PS: Sorry for the far between posts.  I will write more regularly.

Sunday, March 11, 2012

PCP and Steroids

Motivation: For prevention of PCP in patients taking steroids, I have heard a variety of rumors on the needs of Pneumocystis pneumonia prophylaxis.  After what dose of steroid and what duration do patients need prophylaxis?  Some doctors prescribe Bactrim for more than 20 mg of prednisone use for more than a month to some GI doctors who do not prescribe prophylaxis even on higher doses of prednisone.  Recently, our medicine team wondered where the data came from.  One of the major studies addressing this question came from Mayo Clinic in 1996.

Paper: Yale, S.H. and Limper, A.H. "Pneumocystis carinii Pneumonia in Patients Without Acquired Immunodeficiency Syndrome: Associated Illnesses and Prior Corticosteroid Therapy." Mayo Clinical Proc.(1996) 71: 5-13.

Methods: Between 1985-1991, data on patients presenting to Mayo Clinic with Pneumocystis pneumonia but without HIV were retrospectively analyzed.  PCP was proven by bronchoalveolar lavage, lung biopsy, or autopsy.  Patients were excluded from analyses if clinical syndrome was suggestive of AIDS.

Results:
Cohort: Between 1985-1991, there were 116 patients with PCP pneumonia without AIDS.  These patients commonly had associated conditions of hematologic malignancy (30.2%), organ transplantation (25%), inflammatory diseases (22.4%), solid tumors (12.9%), and other diseases.

Steroid Use: Of the 116 patients, 105 (90.5%) had used steroid therapy within one month of diagnosis of PCP.  98 (84.5%) were using steroids at time of diagnosis.  Prednisone use dose and duration are depicted as below:
  • Median dose: 30 mg of prednisone (25th percentile was 16 mg meaning 25% were using less than 16 mg)
  • Median duration: 12 weeks (25th percentile was at 8 weeks)
Concurrent Infections: In 57.8% of patients, additional infectious agents were detected.  No significant differences in incidence of concurrent infections were noted among different underlying illnesses (such as malignancy vs inflammatory diseases).  The most common concurrent infection was CML (35.3%) followed by Candida infection (18.1%).

Outcome: Overall, in-hospital mortality was 34%.  Respiratory failure occurred in 43% of patients and was associated with 66% mortality.  Of note, PCP infection was associated with a 100% mortality in patients with solid malignancies.  Finally, survival to discharge from hospital was linked to lower dose of corticosteroid at the time of diagnosis.
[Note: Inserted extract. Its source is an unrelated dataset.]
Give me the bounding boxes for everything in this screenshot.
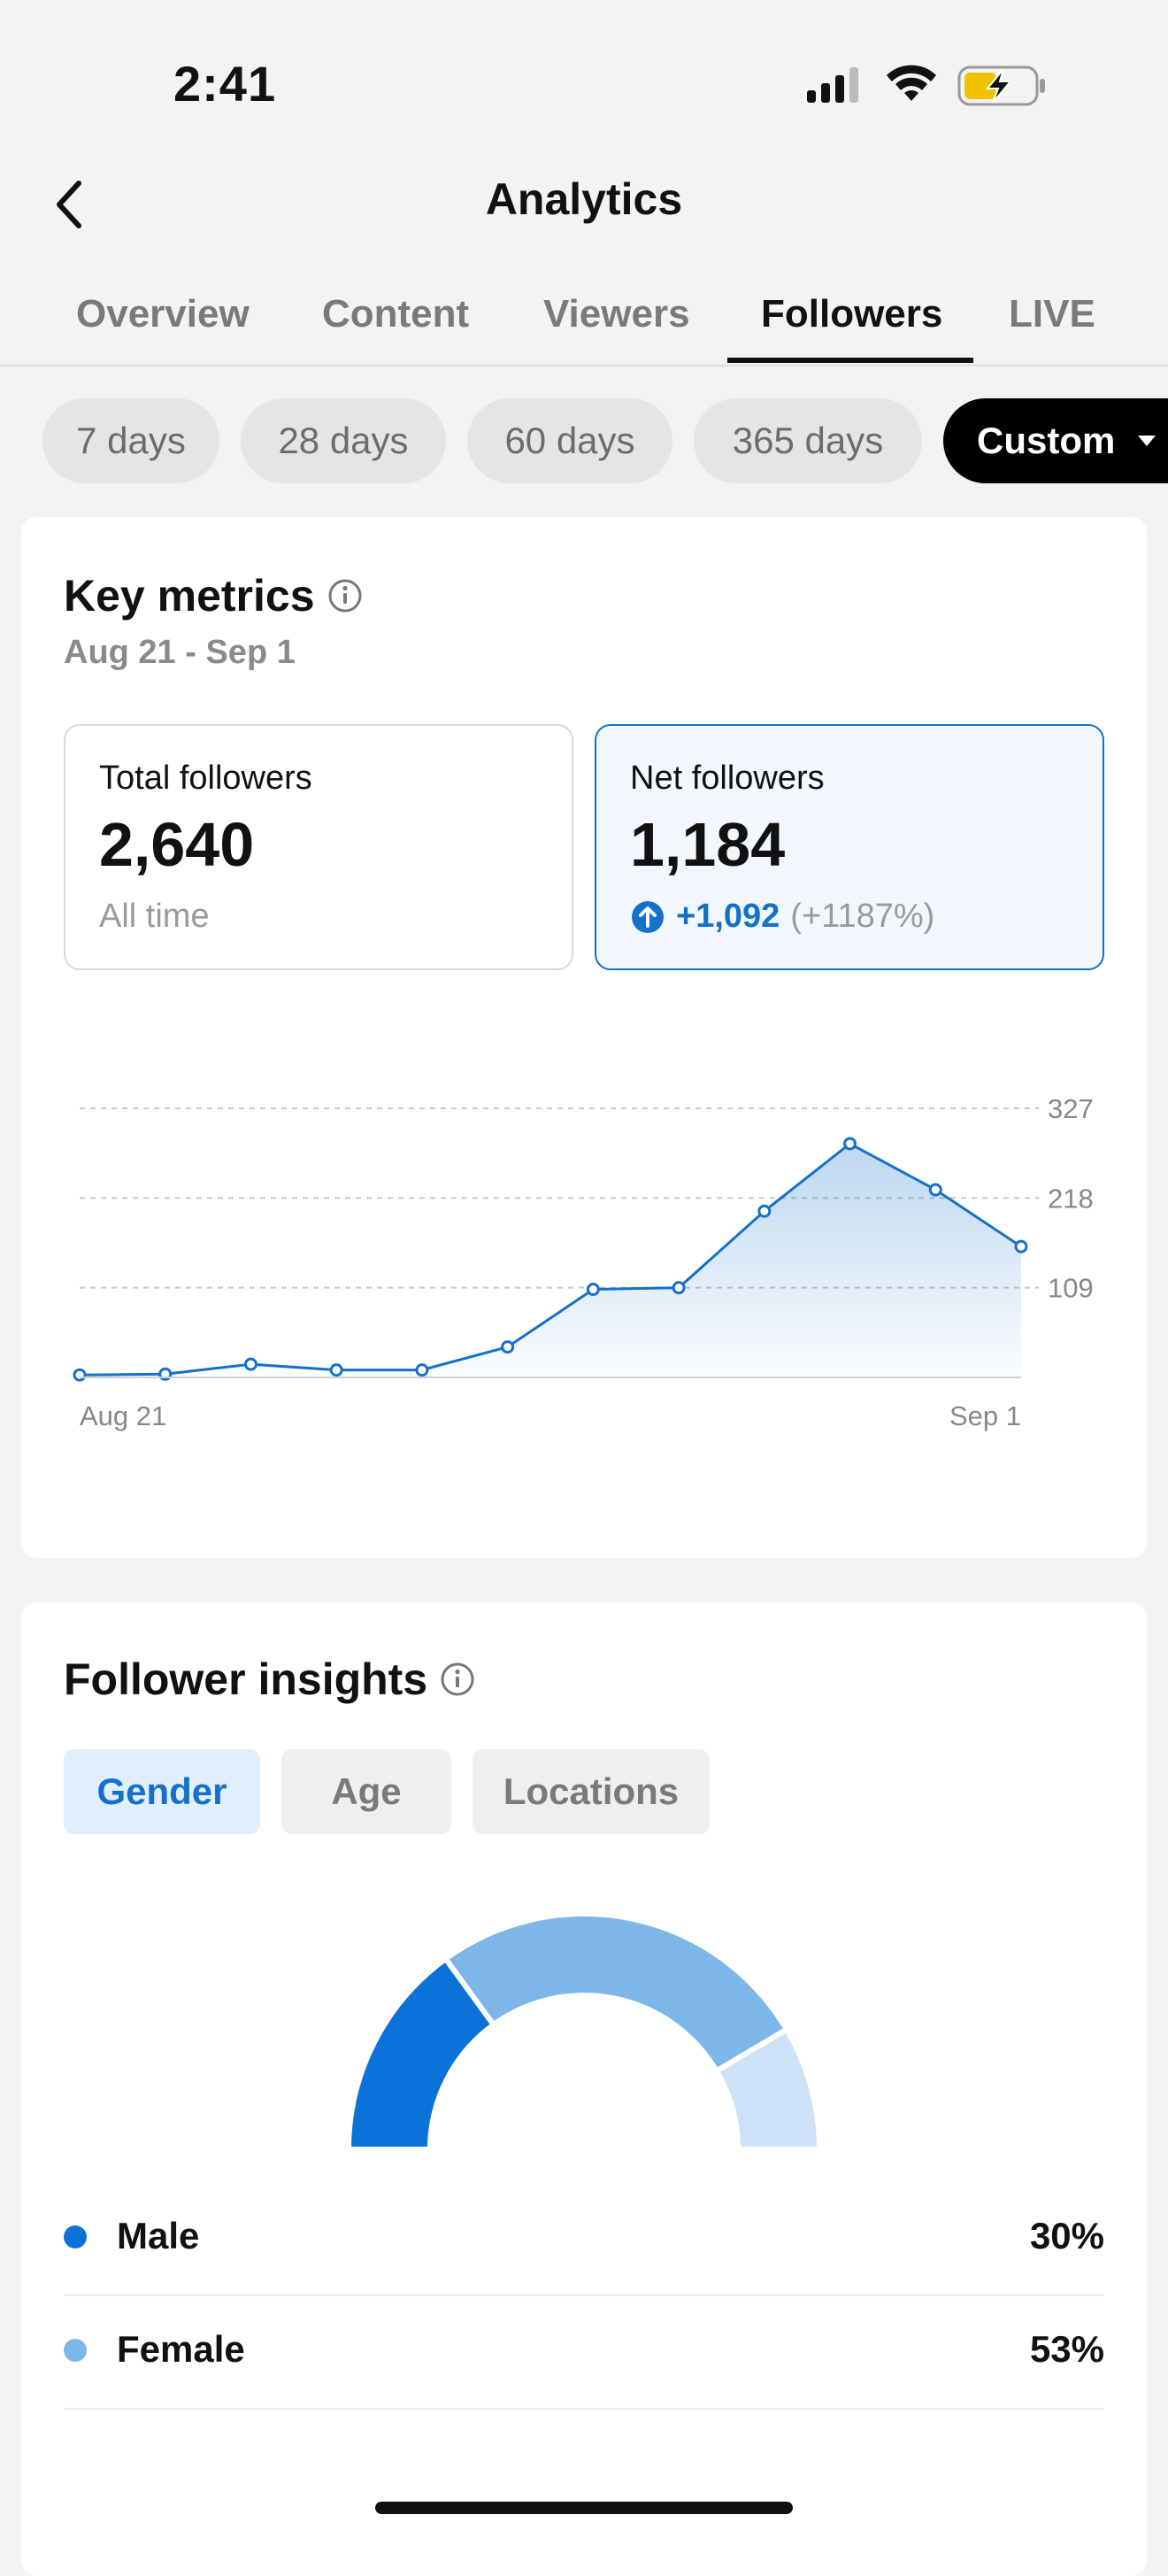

Discussion: Overall, this paper provides a rough guide to the dose of steroid (median 30 mg) and duration (median 12 weeks) associated with PCP.  However, I think that this paper also shows that there is no absolute threshold effect beyond which the risk clearly skyrockets.  The 25th and 75th percentiles were very  wide.  Another interesting and cautionary outcome is that in the immunosuppressed, there is often co-infection of multiple pathogens, and the process of diagnosis should not stop after detecting PCP.  Also, 11 patients got PCP without using steroids.  PCP should remain on the differential for any immunosuppressed individual.

This paper also has some significant limitations.  First, patients who were selected in this analyses had received at least BAL or lung biopsy.  Currently, many patients are diagnosed by stains of sputum and may be less sick than those getting BAL.  Also, the paper does not address properly the more interesting question of what is a safe dose of prednisone to use without prophylaxis.  Perhaps if the authors picked a population with medium to low dose prednisone use, then a "safe" dose could be described.